SENATE BILL REPORT

HB 1227

This analysis was prepared by non-partisan legislative staff for the use of legislative members in their deliberations. This analysis is not a part of the legislation nor does it constitute a statement of legislative intent.

As of April 1, 2013

Title: An act relating to cost savings and efficiencies in mailing notices of possible license suspension for noncompliance with child support orders.

Brief Description: Regarding cost savings and efficiencies in mailing notices of possible license suspension for noncompliance with child support orders.

Sponsors: Representatives Hunt and Reykdal.

Brief History: Passed House: 3/06/13, 97-0.

Committee Activity: Law & Justice: 4/01/13.

SENATE COMMITTEE ON LAW & JUSTICE

Staff: Aldo Melchiori (786-7439)

Background: Federal law requires states to have procedures for the suspension or restriction of a person's driver's license, professional and occupational license, and recreational and sporting license if the person owes past child support. If the state fails to have such procedures, it may result in the loss of federal funds to the state's Temporary Assistance to Needy Families block grant. Since 1997, all court and administrative orders that establish or modify support obligations must include a statement notifying the responsible parent that the privilege to obtain and maintain a license may not be renewed, or may be suspended, if the parent is not in compliance with a support order.

Under Washington's license suspension program, the Department of Social and Health Services (DSHS) may serve an obligated parent with a notice of noncompliance if the parent fails to pay support when due. By rule, DSHS generally uses this enforcement tool when a parent is six months or more behind in child support.

DSHS serves the parent with a notice informing the parent of DSHS's intent to submit the parent's name to the Department of Licensing (DOL) and other licensing entities for license suspension. This notice of noncompliance must be served by certified mail, with return receipt requested. Personal service is required if the attempted service by certified mail is not successful. A copy of the responsible parent's child support order is served along with the notice.

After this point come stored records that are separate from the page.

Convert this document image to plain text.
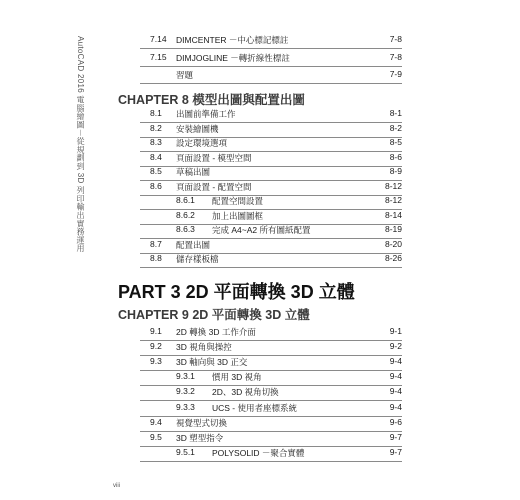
AutoCAD 2016 電腦繪圖－從規劃到 3D 列印輸出實務運用	7.14 DIMCENTER －中心標記標註	7-8
7.15 DIMJOGLINE －轉折線性標註	7-8
習題	7-9
CHAPTER 8 模型出圖與配置出圖
8.1 出圖前準備工作	8-1
8.2 安裝繪圖機	8-2
8.3 設定環境選項	8-5
8.4 頁面設置 - 模型空間	8-6
8.5 草稿出圖	8-9
8.6 頁面設置 - 配置空間	8-12
8.6.1 配置空間設置	8-12
8.6.2 加上出圖圖框	8-14
8.6.3 完成 A4~A2 所有圖紙配置	8-19
8.7 配置出圖	8-20
8.8 儲存樣板檔	8-26
PART 3 2D 平面轉換 3D 立體
CHAPTER 9 2D 平面轉換 3D 立體
9.1 2D 轉換 3D 工作介面	9-1
9.2 3D 視角與操控	9-2
9.3 3D 軸向與 3D 正交	9-4
9.3.1 慣用 3D 視角	9-4
9.3.2 2D、3D 視角切換	9-4
9.3.3 UCS - 使用者座標系統	9-4
9.4 視覺型式切換	9-6
9.5 3D 塑型指令	9-7
9.5.1 POLYSOLID －聚合實體	9-7
viii
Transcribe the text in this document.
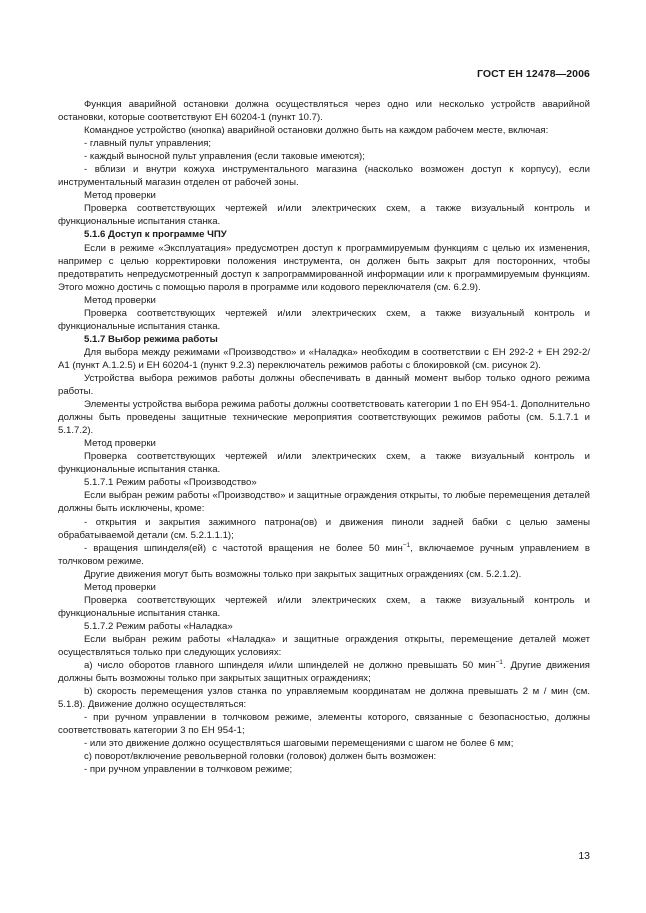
ГОСТ ЕН 12478—2006

Функция аварийной остановки должна осуществляться через одно или несколько устройств аварийной остановки, которые соответствуют ЕН 60204-1 (пункт 10.7).

Командное устройство (кнопка) аварийной остановки должно быть на каждом рабочем месте, включая:

- главный пульт управления;

- каждый выносной пульт управления (если таковые имеются);

- вблизи и внутри кожуха инструментального магазина (насколько возможен доступ к корпусу), если инструментальный магазин отделен от рабочей зоны.

Метод проверки

Проверка соответствующих чертежей и/или электрических схем, а также визуальный контроль и функциональные испытания станка.

5.1.6 Доступ к программе ЧПУ

Если в режиме «Эксплуатация» предусмотрен доступ к программируемым функциям с целью их изменения, например с целью корректировки положения инструмента, он должен быть закрыт для посторонних, чтобы предотвратить непредусмотренный доступ к запрограммированной информации или к программируемым функциям. Этого можно достичь с помощью пароля в программе или кодового переключателя (см. 6.2.9).

Метод проверки

Проверка соответствующих чертежей и/или электрических схем, а также визуальный контроль и функциональные испытания станка.

5.1.7 Выбор режима работы

Для выбора между режимами «Производство» и «Наладка» необходим в соответствии с ЕН 292-2 + ЕН 292-2/А1 (пункт А.1.2.5) и ЕН 60204-1 (пункт 9.2.3) переключатель режимов работы с блокировкой (см. рисунок 2).

Устройства выбора режимов работы должны обеспечивать в данный момент выбор только одного режима работы.

Элементы устройства выбора режима работы должны соответствовать категории 1 по ЕН 954-1. Дополнительно должны быть проведены защитные технические мероприятия соответствующих режимов работы (см. 5.1.7.1 и 5.1.7.2).

Метод проверки

Проверка соответствующих чертежей и/или электрических схем, а также визуальный контроль и функциональные испытания станка.

5.1.7.1 Режим работы «Производство»

Если выбран режим работы «Производство» и защитные ограждения открыты, то любые перемещения деталей должны быть исключены, кроме:

- открытия и закрытия зажимного патрона(ов) и движения пиноли задней бабки с целью замены обрабатываемой детали (см. 5.2.1.1.1);

- вращения шпинделя(ей) с частотой вращения не более 50 мин$^{-1}$, включаемое ручным управлением в толчковом режиме.

Другие движения могут быть возможны только при закрытых защитных ограждениях (см. 5.2.1.2).

Метод проверки

Проверка соответствующих чертежей и/или электрических схем, а также визуальный контроль и функциональные испытания станка.

5.1.7.2 Режим работы «Наладка»

Если выбран режим работы «Наладка» и защитные ограждения открыты, перемещение деталей может осуществляться только при следующих условиях:

a) число оборотов главного шпинделя и/или шпинделей не должно превышать 50 мин$^{-1}$. Другие движения должны быть возможны только при закрытых защитных ограждениях;

b) скорость перемещения узлов станка по управляемым координатам не должна превышать 2 м / мин (см. 5.1.8). Движение должно осуществляться:

- при ручном управлении в толчковом режиме, элементы которого, связанные с безопасностью, должны соответствовать категории 3 по ЕН 954-1;

- или это движение должно осуществляться шаговыми перемещениями с шагом не более 6 мм;

c) поворот/включение револьверной головки (головок) должен быть возможен:

- при ручном управлении в толчковом режиме;

13
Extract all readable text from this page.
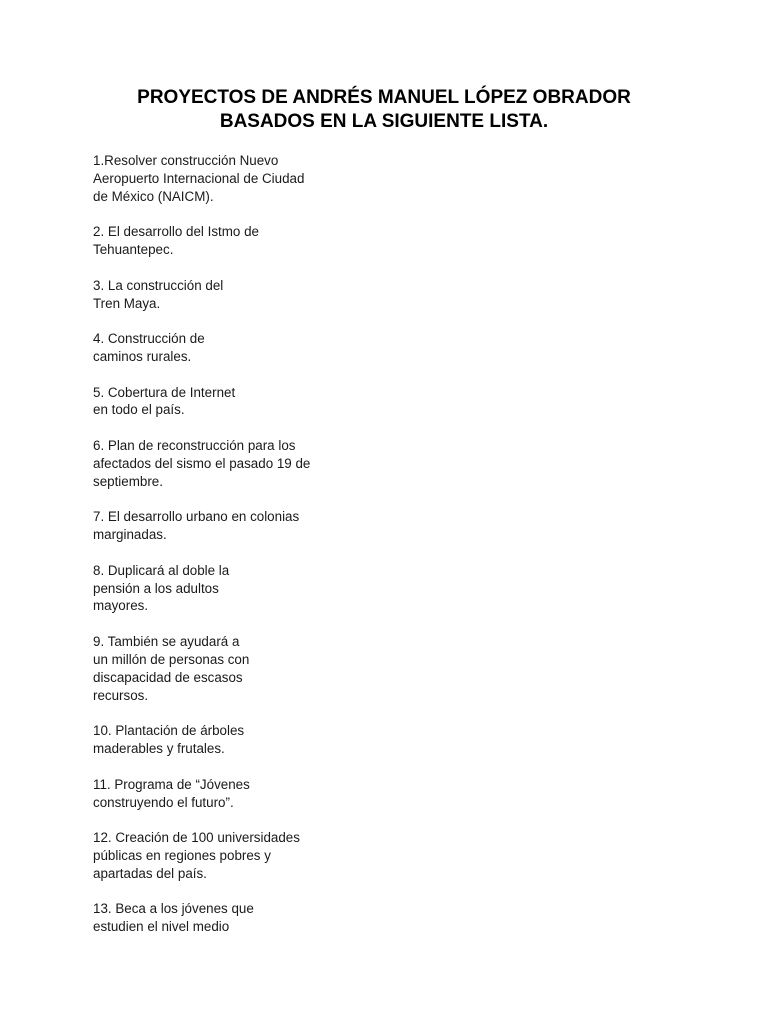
PROYECTOS DE ANDRÉS MANUEL LÓPEZ OBRADOR
BASADOS EN LA SIGUIENTE LISTA.
1.Resolver construcción Nuevo
Aeropuerto Internacional de Ciudad
de México (NAICM).
2. El desarrollo del Istmo de
Tehuantepec.
3. La construcción del
Tren Maya.
4. Construcción de
caminos rurales.
5. Cobertura de Internet
en todo el país.
6. Plan de reconstrucción para los
afectados del sismo el pasado 19 de
septiembre.
7. El desarrollo urbano en colonias
marginadas.
8. Duplicará al doble la
pensión a los adultos
mayores.
9. También se ayudará a
un millón de personas con
discapacidad de escasos
recursos.
10. Plantación de árboles
maderables y frutales.
11. Programa de “Jóvenes
construyendo el futuro”.
12. Creación de 100 universidades
públicas en regiones pobres y
apartadas del país.
13. Beca a los jóvenes que
estudien el nivel medio
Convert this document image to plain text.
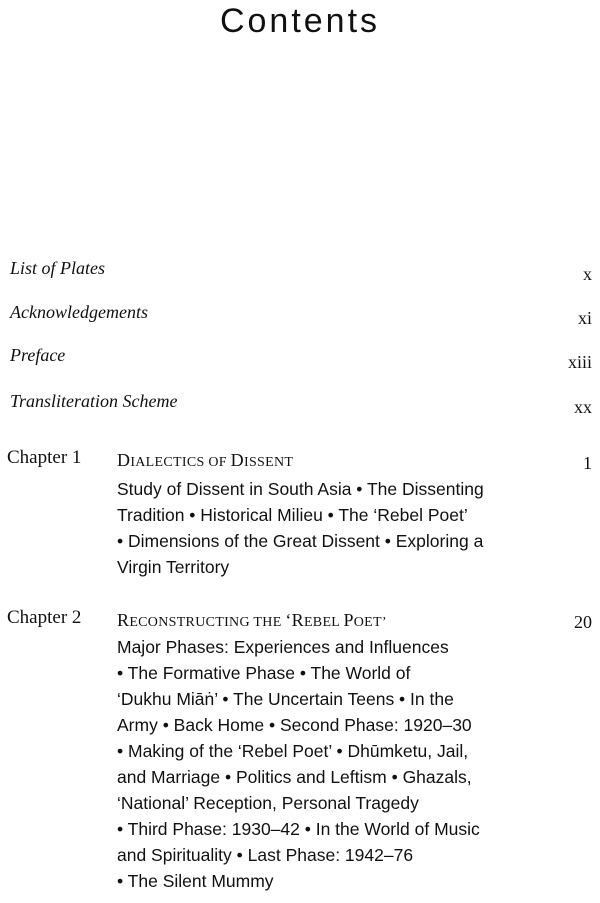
Contents
List of Plates	x
Acknowledgements	xi
Preface	xiii
Transliteration Scheme	xx
Chapter 1 DIALECTICS OF DISSENT	1
Study of Dissent in South Asia • The Dissenting
Tradition • Historical Milieu • The ‘Rebel Poet’
• Dimensions of the Great Dissent • Exploring a
Virgin Territory
Chapter 2 RECONSTRUCTING THE ‘REBEL POET’	20
Major Phases: Experiences and Influences
• The Formative Phase • The World of
‘Dukhu Miāṅ’ • The Uncertain Teens • In the
Army • Back Home • Second Phase: 1920–30
• Making of the ‘Rebel Poet’ • Dhūmketu, Jail,
and Marriage • Politics and Leftism • Ghazals,
‘National’ Reception, Personal Tragedy
• Third Phase: 1930–42 • In the World of Music
and Spirituality • Last Phase: 1942–76
• The Silent Mummy
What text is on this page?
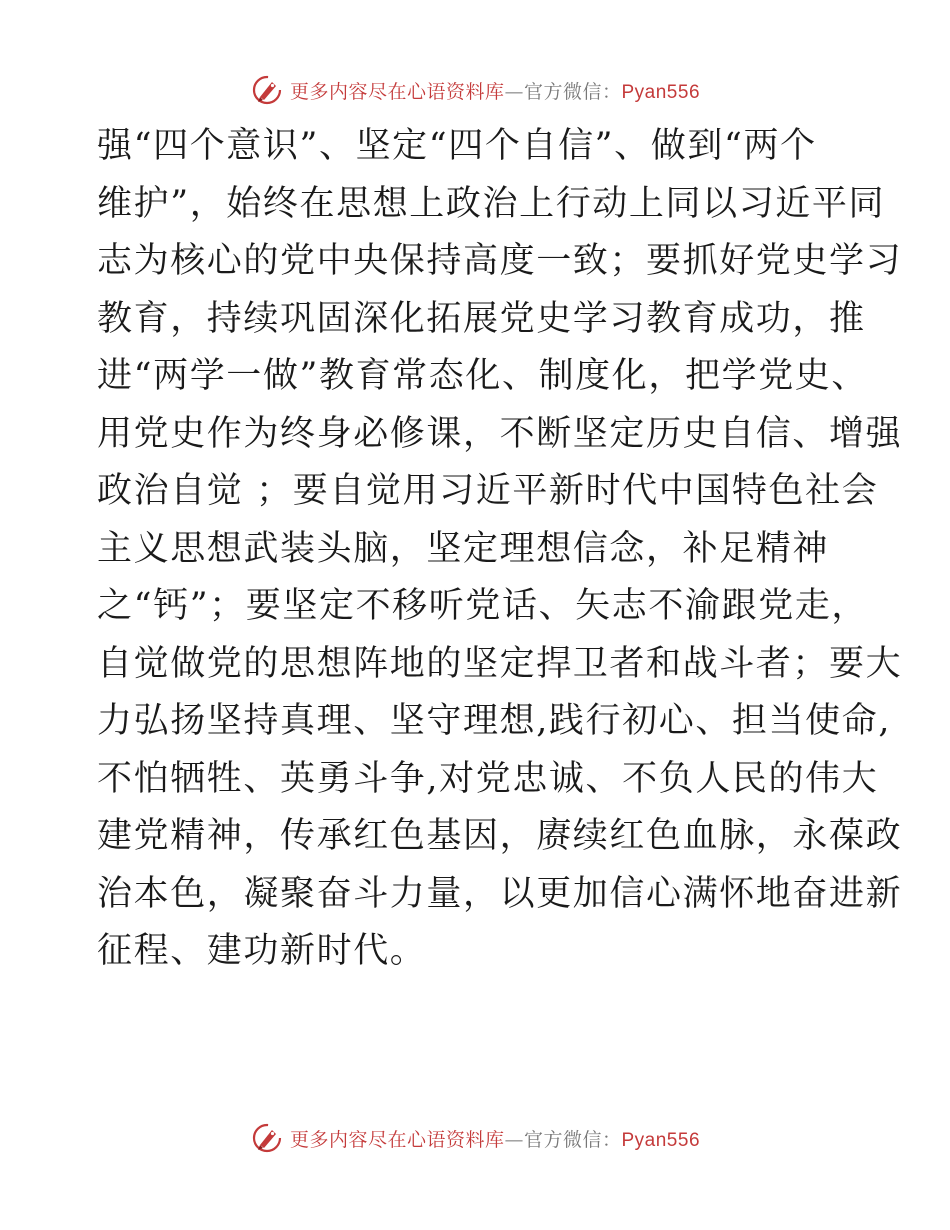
更多内容尽在心语资料库—官方微信：Pyan556
强“四个意识”、坚定“四个自信”、做到“两个
维护”，始终在思想上政治上行动上同以习近平同
志为核心的党中央保持高度一致；要抓好党史学习
教育，持续巩固深化拓展党史学习教育成功，推
进“两学一做”教育常态化、制度化，把学党史、
用党史作为终身必修课，不断坚定历史自信、增强
政治自觉 ；要自觉用习近平新时代中国特色社会
主义思想武装头脑，坚定理想信念，补足精神
之“钙”；要坚定不移听党话、矢志不渝跟党走，
自觉做党的思想阵地的坚定捍卫者和战斗者；要大
力弘扬坚持真理、坚守理想,践行初心、担当使命,
不怕牺牲、英勇斗争,对党忠诚、不负人民的伟大
建党精神，传承红色基因，赓续红色血脉，永葆政
治本色，凝聚奋斗力量，以更加信心满怀地奋进新
征程、建功新时代。
更多内容尽在心语资料库—官方微信：Pyan556
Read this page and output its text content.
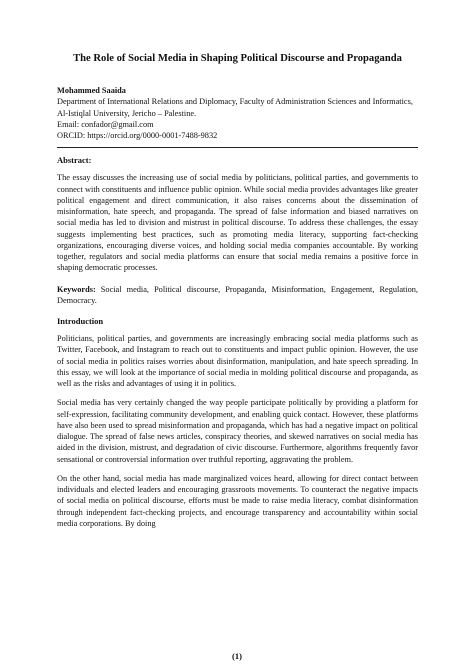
The Role of Social Media in Shaping Political Discourse and Propaganda
Mohammed Saaida
Department of International Relations and Diplomacy, Faculty of Administration Sciences and Informatics, Al-Istiqlal University, Jericho – Palestine.
Email: confador@gmail.com
ORCID: https://orcid.org/0000-0001-7488-9832
Abstract:
The essay discusses the increasing use of social media by politicians, political parties, and governments to connect with constituents and influence public opinion. While social media provides advantages like greater political engagement and direct communication, it also raises concerns about the dissemination of misinformation, hate speech, and propaganda. The spread of false information and biased narratives on social media has led to division and mistrust in political discourse. To address these challenges, the essay suggests implementing best practices, such as promoting media literacy, supporting fact-checking organizations, encouraging diverse voices, and holding social media companies accountable. By working together, regulators and social media platforms can ensure that social media remains a positive force in shaping democratic processes.
Keywords: Social media, Political discourse, Propaganda, Misinformation, Engagement, Regulation, Democracy.
Introduction
Politicians, political parties, and governments are increasingly embracing social media platforms such as Twitter, Facebook, and Instagram to reach out to constituents and impact public opinion. However, the use of social media in politics raises worries about disinformation, manipulation, and hate speech spreading. In this essay, we will look at the importance of social media in molding political discourse and propaganda, as well as the risks and advantages of using it in politics.
Social media has very certainly changed the way people participate politically by providing a platform for self-expression, facilitating community development, and enabling quick contact. However, these platforms have also been used to spread misinformation and propaganda, which has had a negative impact on political dialogue. The spread of false news articles, conspiracy theories, and skewed narratives on social media has aided in the division, mistrust, and degradation of civic discourse. Furthermore, algorithms frequently favor sensational or controversial information over truthful reporting, aggravating the problem.
On the other hand, social media has made marginalized voices heard, allowing for direct contact between individuals and elected leaders and encouraging grassroots movements. To counteract the negative impacts of social media on political discourse, efforts must be made to raise media literacy, combat disinformation through independent fact-checking projects, and encourage transparency and accountability within social media corporations. By doing
(1)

In order to avoid license suspension, the parent has 20 days from the date of receipt of the notice to contact DSHS to pay overdue amounts, enter into a payment agreement, request an adjudicative hearing, or move to modify the child support obligation. If a noncomplying parent subsequently comes into compliance with the child support order, DSHS must promptly provide the parent and the appropriate licensing entity with a release stating that the parent is in compliance with the order.

Summary of Bill: DSHS may use first-class mail, rather than certified mail, to send the notice of intent to certify the responsible parent as a licensee who is not in compliance with a child support order, if the order establishing the support obligation includes the required statement that the responsible parent's licensing privileges may be suspended for noncompliance with the support order.

The notice must be sent to the responsible parent's last known mailing address on file with DSHS. The notice is deemed served three days from the date it is deposited in the mail.

DSHS is not required to include a copy of the child support order with the notice, but must provide a copy of the order to the responsible parent upon request.

Appropriation: None.

Fiscal Note: Available.

Committee/Commission/Task Force Created: No.

Effective Date: Ninety days after adjournment of session in which bill is passed.

Staff Summary of Public Testimony: PRO: This is a simple cost-saving measure. Certified mail is very expensive, especially in cases requiring multiple mailings. The due process rights of responsible parents are still protected because they get notice about the consequences of noncompliance at the time the order is entered.

Persons Testifying: PRO: Representative Hunt, prime sponsor; Katie Nelson, WA Federation of State Employees.